Lawmakers from Japan's ruling Liberal Democratic Party have urged local members to shun a move that supports a legal revision allowing separate surnames for married couples, party sources said Wednesday.
In what could be construed as applying pressure, a group of LDP lawmakers sent a written request to the members, the sources said. The group also includes Tamayo Marukawa, who recently took over as minister in charge of women's empowerment and gender equality.
The 50 LDP members from both houses of parliament asked in a letter dated Jan. 30 that the members reject in their local assemblies a written opinion in favor of a policy change for different surnames.
For proponents, written opinions adopted in the assemblies could help build momentum for discussions in parliament and among the public regarding the issue.
The lawmakers, in their written request, argue that separate surnames could result in the collapse of the social system.
When asked by an opposition lawmaker in a parliamentary session about the written request, Marukawa said, "It is my duty to push for further discussions in parliament."
Japan's Civil Code requires a married couple to share a surname, and conventionally, the burden has largely fallen on women to change names after marriage.
Conservatives who say they cherish traditional values are adamantly opposed to separate surnames, and argue the move may have an impact on family unity as well as children.
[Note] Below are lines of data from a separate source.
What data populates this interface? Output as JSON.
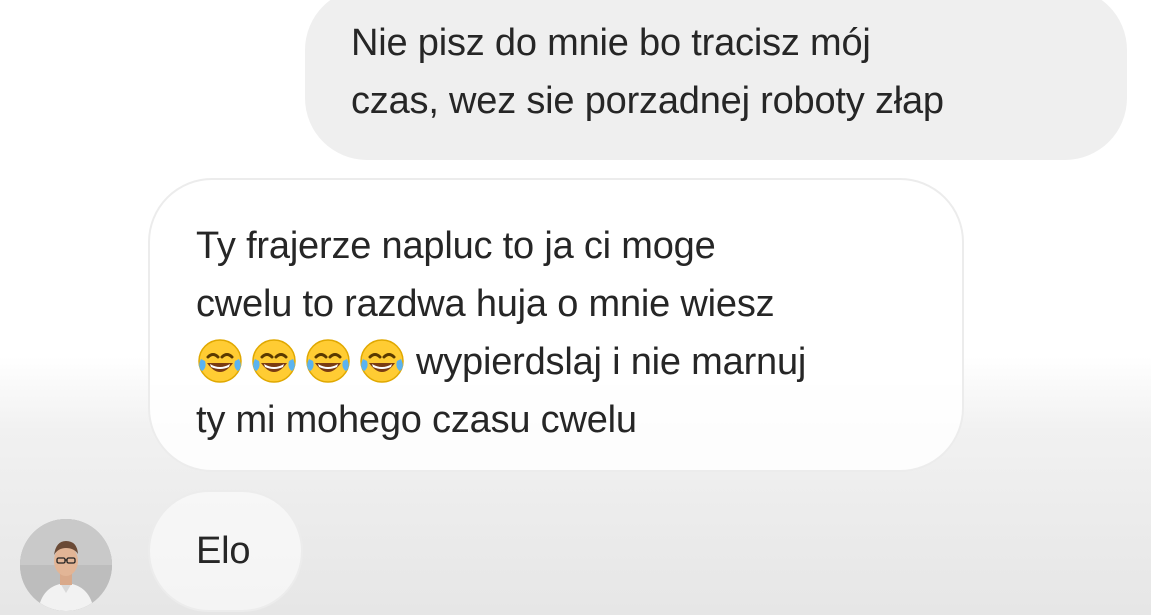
{
  "conversation": {
    "messages": [
      {
        "direction": "sent",
        "lines": [
          "Nie pisz do mnie bo tracisz mój",
          "czas, wez sie porzadnej roboty złap"
        ]
      },
      {
        "direction": "received",
        "lines": [
          "Ty frajerze napluc to ja ci moge",
          "cwelu to razdwa huja o mnie wiesz",
          "wypierdslaj i nie marnuj",
          "ty mi mohego czasu cwelu"
        ],
        "emojis": [
          "tears-of-joy-emoji",
          "tears-of-joy-emoji",
          "tears-of-joy-emoji",
          "tears-of-joy-emoji"
        ]
      },
      {
        "direction": "received",
        "lines": [
          "Elo"
        ]
      }
    ],
    "sender_avatar": "person-photo-avatar"
  },
  "colors": {
    "sent_bubble": "#efefef",
    "received_bubble_border": "#ececec",
    "text": "#262626",
    "emoji_face": "#ffcc33"
  }
}
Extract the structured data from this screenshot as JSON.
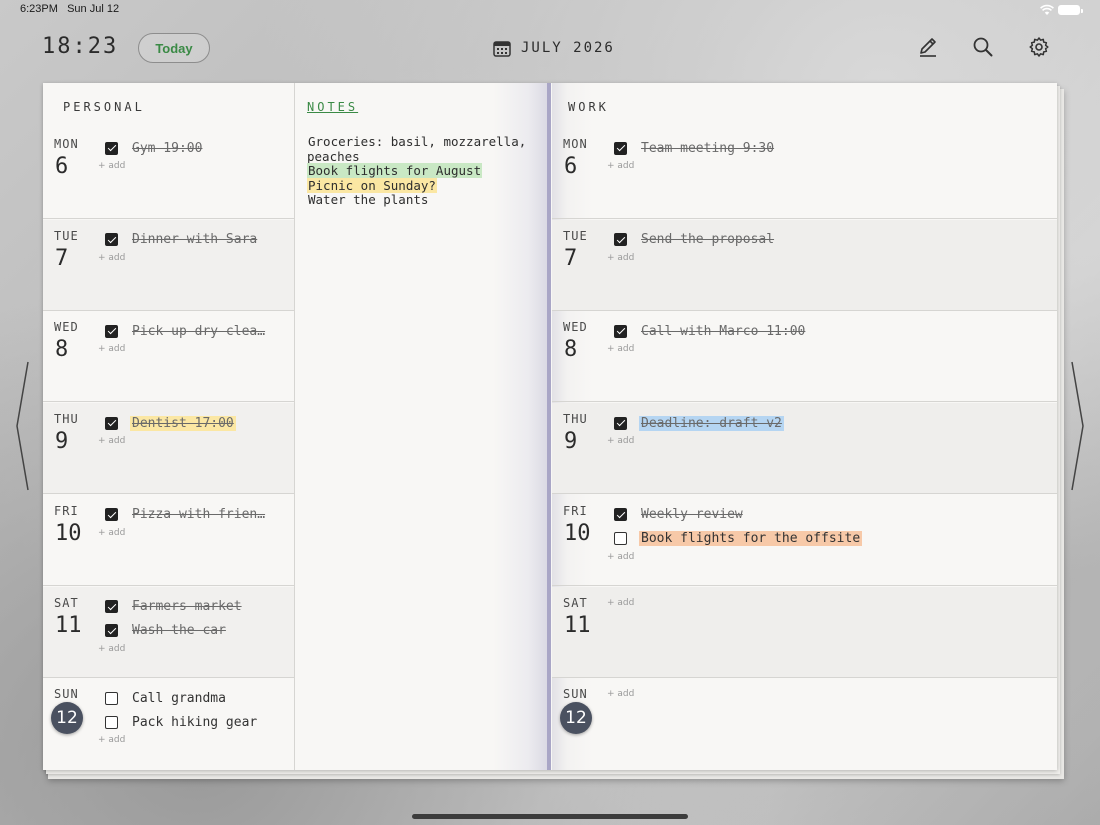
{
  "status_bar": {
    "time": "6:23PM",
    "date": "Sun Jul 12"
  },
  "toolbar": {
    "clock": "18:23",
    "today_label": "Today",
    "month_label": "JULY 2026",
    "icons": [
      "pencil-icon",
      "search-icon",
      "gear-icon"
    ]
  },
  "personal": {
    "header": "PERSONAL",
    "add_label": "+ add",
    "days": [
      {
        "dow": "MON",
        "num": "6",
        "tasks": [
          {
            "text": "Gym 19:00",
            "done": true
          }
        ]
      },
      {
        "dow": "TUE",
        "num": "7",
        "tasks": [
          {
            "text": "Dinner with Sara",
            "done": true
          }
        ]
      },
      {
        "dow": "WED",
        "num": "8",
        "tasks": [
          {
            "text": "Pick up dry clea…",
            "done": true
          }
        ]
      },
      {
        "dow": "THU",
        "num": "9",
        "tasks": [
          {
            "text": "Dentist 17:00",
            "done": true,
            "highlight": "yellow"
          }
        ]
      },
      {
        "dow": "FRI",
        "num": "10",
        "tasks": [
          {
            "text": "Pizza with frien…",
            "done": true
          }
        ]
      },
      {
        "dow": "SAT",
        "num": "11",
        "tasks": [
          {
            "text": "Farmers market",
            "done": true
          },
          {
            "text": "Wash the car",
            "done": true
          }
        ]
      },
      {
        "dow": "SUN",
        "num": "12",
        "today": true,
        "tasks": [
          {
            "text": "Call grandma",
            "done": false
          },
          {
            "text": "Pack hiking gear",
            "done": false
          }
        ]
      }
    ]
  },
  "notes": {
    "header": "NOTES",
    "lines": [
      {
        "text": "Groceries: basil, mozzarella, peaches"
      },
      {
        "text": "Book flights for August",
        "highlight": "green"
      },
      {
        "text": "Picnic on Sunday?",
        "highlight": "yellow"
      },
      {
        "text": "Water the plants"
      }
    ]
  },
  "work": {
    "header": "WORK",
    "add_label": "+ add",
    "days": [
      {
        "dow": "MON",
        "num": "6",
        "tasks": [
          {
            "text": "Team meeting 9:30",
            "done": true
          }
        ]
      },
      {
        "dow": "TUE",
        "num": "7",
        "tasks": [
          {
            "text": "Send the proposal",
            "done": true
          }
        ]
      },
      {
        "dow": "WED",
        "num": "8",
        "tasks": [
          {
            "text": "Call with Marco 11:00",
            "done": true
          }
        ]
      },
      {
        "dow": "THU",
        "num": "9",
        "tasks": [
          {
            "text": "Deadline: draft v2",
            "done": true,
            "highlight": "blue"
          }
        ]
      },
      {
        "dow": "FRI",
        "num": "10",
        "tasks": [
          {
            "text": "Weekly review",
            "done": true
          },
          {
            "text": "Book flights for the offsite",
            "done": false,
            "highlight": "orange"
          }
        ]
      },
      {
        "dow": "SAT",
        "num": "11",
        "tasks": []
      },
      {
        "dow": "SUN",
        "num": "12",
        "today": true,
        "tasks": []
      }
    ]
  },
  "colors": {
    "accent_green": "#3a8a45",
    "today_circle": "#4a5160",
    "highlight_yellow": "#fbe7a3",
    "highlight_green": "#c9e8c4",
    "highlight_blue": "#b5d5f2",
    "highlight_orange": "#f7c9a8"
  }
}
Marukawa last week took over the post of Olympic minister as well as minister for gender equality after Seiko Hashimoto became head of the Tokyo Olympic organizing committee. Hashimoto succeeded Yoshiro Mori, who quit the committee earlier this month after making sexist remarks.
"Unfortunately it has become clear that Japan is only halfway in efforts (to achieving) gender equality," Marukawa said in her first press conference last week after becoming Olympic minister, and called for a change in the current situation.
The government approved its basic gender equality promotion policy in December but did not include a commitment to allowing the use of different surnames for married couples.
The draft policy had included wording positive about separate surnames but ultimately such language was dropped due to opposition from conservative lawmakers.